Così l’amministratore delegato di Google ha scoperto che un secolo e
mezzo fa la mastectomia veniva praticata senza anestetici e ci ha visto
la conferma di una legge che per lui vale ancora: alla lunga il
progresso tecnologico porterà sempre vantaggi alle persone comuni e la
storia non si dimostra mai clemente con chi lo nega.
Resta solo da
capire quanto sia lontano questo futuro, oggi con le nuove tecnologie,
gli algoritmi di Google o Facebook e l’intelligenza artificiale che crea
valore dai dati estratti a miliardi di utilizzatori tutti i giorni, a
tutte le ore del giorno. Pichai, che non cerca neppure di dissimulare un
forte accento indiano, è cresciuto in due stanze nel Tamil Nadu ed è il
prodotto tipico degli istituti di tecnologia del subcontinente: calmo,
competente, concentrato, gentile. Ha 45 anni e se a 30 gli avessero
detto che presto si sarebbe trovato alla guida di un gruppo da 802
miliardi di dollari di valore di Borsa, pagato 200 milioni l’anno,
l’avrebbe preso per uno scherzo di dubbio gusto.
Forse proprio
questo fa sì che i grandi gruppi tecnologici — il Big Tech californiano e
cinese — sia riservato il banco degli imputati al World Economic Forum.

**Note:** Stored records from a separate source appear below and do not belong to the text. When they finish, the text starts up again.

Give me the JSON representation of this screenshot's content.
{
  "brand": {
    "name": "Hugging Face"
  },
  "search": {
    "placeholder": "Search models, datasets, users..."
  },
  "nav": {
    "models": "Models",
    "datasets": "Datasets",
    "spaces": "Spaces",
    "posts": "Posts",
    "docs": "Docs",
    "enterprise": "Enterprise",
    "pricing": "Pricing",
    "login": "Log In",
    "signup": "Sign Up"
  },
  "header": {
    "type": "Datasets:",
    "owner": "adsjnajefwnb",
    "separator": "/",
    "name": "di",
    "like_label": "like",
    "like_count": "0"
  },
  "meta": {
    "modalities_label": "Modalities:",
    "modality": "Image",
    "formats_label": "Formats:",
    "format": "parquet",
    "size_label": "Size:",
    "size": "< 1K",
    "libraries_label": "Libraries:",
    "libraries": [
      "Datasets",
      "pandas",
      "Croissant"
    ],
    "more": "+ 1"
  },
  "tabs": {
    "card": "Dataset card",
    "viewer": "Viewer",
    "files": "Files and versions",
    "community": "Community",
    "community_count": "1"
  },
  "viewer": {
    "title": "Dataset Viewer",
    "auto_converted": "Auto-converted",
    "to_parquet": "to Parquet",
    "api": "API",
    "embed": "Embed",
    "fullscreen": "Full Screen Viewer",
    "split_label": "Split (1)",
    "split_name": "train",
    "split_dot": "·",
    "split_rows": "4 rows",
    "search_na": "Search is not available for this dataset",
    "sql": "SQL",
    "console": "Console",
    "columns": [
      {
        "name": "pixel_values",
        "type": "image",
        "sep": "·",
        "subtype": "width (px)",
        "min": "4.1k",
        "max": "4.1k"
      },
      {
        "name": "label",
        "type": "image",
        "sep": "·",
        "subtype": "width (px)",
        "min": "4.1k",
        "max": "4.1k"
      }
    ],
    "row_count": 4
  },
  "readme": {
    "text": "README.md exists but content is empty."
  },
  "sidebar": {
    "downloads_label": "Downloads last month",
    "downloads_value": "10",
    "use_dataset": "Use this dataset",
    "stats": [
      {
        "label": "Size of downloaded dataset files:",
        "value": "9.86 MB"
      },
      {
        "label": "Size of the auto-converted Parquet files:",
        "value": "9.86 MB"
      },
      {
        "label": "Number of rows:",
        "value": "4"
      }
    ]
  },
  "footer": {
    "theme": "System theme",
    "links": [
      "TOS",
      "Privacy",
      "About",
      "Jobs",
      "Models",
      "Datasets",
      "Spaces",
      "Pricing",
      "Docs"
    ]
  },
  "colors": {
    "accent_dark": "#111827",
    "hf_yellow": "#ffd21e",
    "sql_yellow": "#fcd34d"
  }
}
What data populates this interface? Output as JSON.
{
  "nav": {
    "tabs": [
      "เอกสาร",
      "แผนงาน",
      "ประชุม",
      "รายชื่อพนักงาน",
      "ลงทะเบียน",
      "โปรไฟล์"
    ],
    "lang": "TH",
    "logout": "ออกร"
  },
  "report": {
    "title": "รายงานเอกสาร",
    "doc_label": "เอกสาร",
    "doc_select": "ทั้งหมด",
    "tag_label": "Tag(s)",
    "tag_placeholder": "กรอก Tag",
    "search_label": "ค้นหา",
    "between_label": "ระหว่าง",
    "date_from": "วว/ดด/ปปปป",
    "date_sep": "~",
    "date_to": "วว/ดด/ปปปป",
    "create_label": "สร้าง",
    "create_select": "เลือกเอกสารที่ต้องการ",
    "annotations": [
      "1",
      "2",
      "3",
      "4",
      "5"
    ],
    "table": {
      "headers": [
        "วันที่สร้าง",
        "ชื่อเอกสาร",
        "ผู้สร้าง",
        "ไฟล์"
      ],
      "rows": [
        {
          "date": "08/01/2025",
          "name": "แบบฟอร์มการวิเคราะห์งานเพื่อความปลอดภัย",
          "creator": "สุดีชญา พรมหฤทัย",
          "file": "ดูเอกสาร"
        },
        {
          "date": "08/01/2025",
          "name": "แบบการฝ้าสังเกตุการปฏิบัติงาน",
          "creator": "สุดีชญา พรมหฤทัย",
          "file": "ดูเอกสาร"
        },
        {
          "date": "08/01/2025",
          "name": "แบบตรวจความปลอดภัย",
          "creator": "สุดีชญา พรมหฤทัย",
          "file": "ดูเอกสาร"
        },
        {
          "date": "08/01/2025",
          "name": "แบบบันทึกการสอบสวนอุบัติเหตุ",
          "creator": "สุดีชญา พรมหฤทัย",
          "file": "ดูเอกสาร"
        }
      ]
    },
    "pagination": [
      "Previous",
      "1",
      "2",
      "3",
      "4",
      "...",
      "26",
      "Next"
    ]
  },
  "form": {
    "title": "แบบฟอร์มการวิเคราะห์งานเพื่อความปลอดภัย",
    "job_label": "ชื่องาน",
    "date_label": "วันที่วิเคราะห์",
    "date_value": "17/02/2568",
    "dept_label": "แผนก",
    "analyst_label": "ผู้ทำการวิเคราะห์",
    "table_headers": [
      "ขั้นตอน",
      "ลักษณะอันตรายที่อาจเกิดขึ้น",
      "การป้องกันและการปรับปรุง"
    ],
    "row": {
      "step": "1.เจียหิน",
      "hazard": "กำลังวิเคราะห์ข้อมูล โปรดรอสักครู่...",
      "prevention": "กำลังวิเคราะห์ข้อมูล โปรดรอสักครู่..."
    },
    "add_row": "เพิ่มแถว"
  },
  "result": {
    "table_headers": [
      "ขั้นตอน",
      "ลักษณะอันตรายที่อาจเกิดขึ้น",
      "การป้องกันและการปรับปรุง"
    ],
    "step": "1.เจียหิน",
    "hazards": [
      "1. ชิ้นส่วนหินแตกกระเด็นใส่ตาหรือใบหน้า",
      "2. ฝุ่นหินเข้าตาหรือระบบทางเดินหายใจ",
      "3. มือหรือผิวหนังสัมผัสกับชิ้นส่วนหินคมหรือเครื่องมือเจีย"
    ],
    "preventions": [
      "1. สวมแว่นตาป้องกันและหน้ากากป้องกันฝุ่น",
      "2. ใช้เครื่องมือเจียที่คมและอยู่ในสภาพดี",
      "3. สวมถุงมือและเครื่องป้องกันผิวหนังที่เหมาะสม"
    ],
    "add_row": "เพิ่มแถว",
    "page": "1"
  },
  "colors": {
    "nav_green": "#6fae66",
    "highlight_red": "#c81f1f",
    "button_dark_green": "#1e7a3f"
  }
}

Quelle imprese sono cresciute in modo esplosivo nelle mani di giovani
ingegneri che non avevano mai avuto tempo né voglia di capire la
politica, forse neppure l’economia. Ora invece saranno costretti a
farlo. Non hanno scelta perché — ha ricordato Martin Sorrell, fondatore
di Wpp, maggiore gruppo pubblicitario al mondo — Google, Amazon,
Facebook, Apple, più le cinesi Alibaba e Tencent, valgono in borsa 4.000
miliardi di dollari circa. In sei pesano come tutte le società quotate
dell’area euro. Questa scala mette i leader del Big Tech in posizione di
forza sui mercati globali, ma sulla difensiva a Davos: sono troppi
grandi e influenti per non innervosire chiunque altro. Sorrell ha
ricordato che Google e Facebook da sole controllano il 75% del mercato
pubblicitario in rete del mondo. Numeri del genere fanno sì che
riecheggino ormai ovunque le accuse al Big Tech di abusare del proprio
potere di mercato, di creare dipendenza nei più giovani, di sfruttare
masse enormi di dati dei privati e i contenti dei media (per il quali il
tycoon Rupert Murdoch ora chiede un adeguato compenso). Si capisce
dunque che Pichai e i suoi colleghi ora siano più cauti: sanno che la
reazione dei governi sta iniziando. Di recente in Germania è entrata in
vigore una legge che sancisce la responsabilità legale delle piattaforme
del Big Tech, se non rimuovono in fretta i contenuti falsi, offensivi e
violenti. Theresa May, la premier di Londra, domani a Davos annuncerà
l’istituzione di “comitati etici” per valutare l’impatto
dell’intelligenza artificiale sulle persone comuni.
Così il Big
Tech si trova maldestramente in difesa, com’è trapelato ieri da una
battuta dell’amministratore delegato di Uber, Dara Khosrowshahi sulle
aggressioni ai clienti da parte dei conducenti: «Possiamo monitorare
come guidano — ha detto — non lo stato della loro mente». Non basterà.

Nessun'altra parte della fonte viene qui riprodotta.